Fusarium wilt (FW) is one of the most important biotic stresses causing yield losses in pigeonpea. Genetic improvement of pigeonpea through genomics-assisted breeding (GAB) is an economically feasible option for the development of high yielding FW resistant genotypes. In this context, two recombinant inbred lines (RILs) (ICPB 2049 × ICPL 99050 designated as PRIL_A and ICPL 20096 × ICPL 332 designated as PRIL_B) and one F2 (ICPL 85063 × ICPL 87119) populations were used for the development of high density genetic maps. Genotyping-by-sequencing (GBS) approach was used to identify and genotype SNPs in three mapping populations. As a result, three high density genetic maps with 964, 1101 and 557 SNPs with an average marker distance of 1.16, 0.84 and 2.60 cM were developed in PRIL_A, PRIL_B and F2, respectively. Based on the multi-location and multi-year phenotypic data of FW resistance a total of 14 quantitative trait loci (QTLs) including six major QTLs explaining >10% phenotypic variance explained (PVE) were identified. Comparative analysis across the populations has revealed three important QTLs (qFW11.1, qFW11.2 and qFW11.3) with upto 56.45% PVE for FW resistance. This is the first report of QTL mapping for FW resistance in pigeonpea and identified genomic region could be utilized in GAB.

Characterization and mapping of Dt1 locus which co-segregates with CcTFL1 for growth habit in pigeonpea.

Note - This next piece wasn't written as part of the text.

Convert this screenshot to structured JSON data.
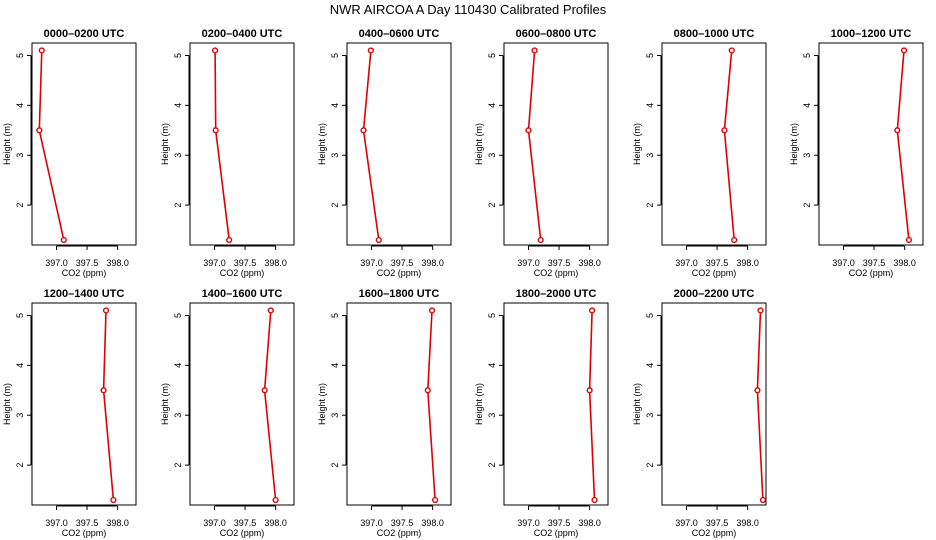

KEY MESSAGE: We report growth habit profiling following SEM, genetic mapping and QTL analysis. Highlighted CcTFL1 , a candidate for determinacy in pigeonpea, since an Indel marker derived from this gene co-segregated with Dt1 locus. Pigeonpea (Cajanus cajan) is one of the most important legume crops grown in arid and semi-arid regions of the world. It is characterized with few unique features compared with other legume species, such as Lotus, Medicago, and Glycine. One of them is growth habit, an important agronomic trait. In the present study, identification of mutations affecting growth habit accompanied by a precise analysis of phenotype has been done which will shed more light upon developmental regulation in pigeonpea. A genetic study was conducted to examine the inheritance of growth habit and a genotyping by sequencing (GBS)-based genetic map constructed using F2 mapping population derived from crossing parents ICP 5529 and ICP 11605. Inheritance studies clearly demonstrated the dominance of indeterminate (IDT) growth habit over determinate (DT) growth habit in F2 and F2:3 progenies. A total of 787 SNP markers were mapped in the genetic map of 1454 cM map length. Growth habit locus (Dt1) was mapped on the CcLG03 contributing more than 61% of total phenotypic variations. Subsequently, QTL analysis highlighted one gene, CcTFL1, as a candidate for determinacy in pigeonpea, since an Indel marker derived from this gene co-segregated with the Dt1 locus. Ability of this Indel-derived marker to differentiate DT/IDT lines was also validated on 262 pigeonpea lines. This study clearly demonstrated that CcTFL1 is a candidate gene for growth habit in pigeonpea and a user-friendly marker was developed in the present study which will allow low-cost genotyping without need of automation.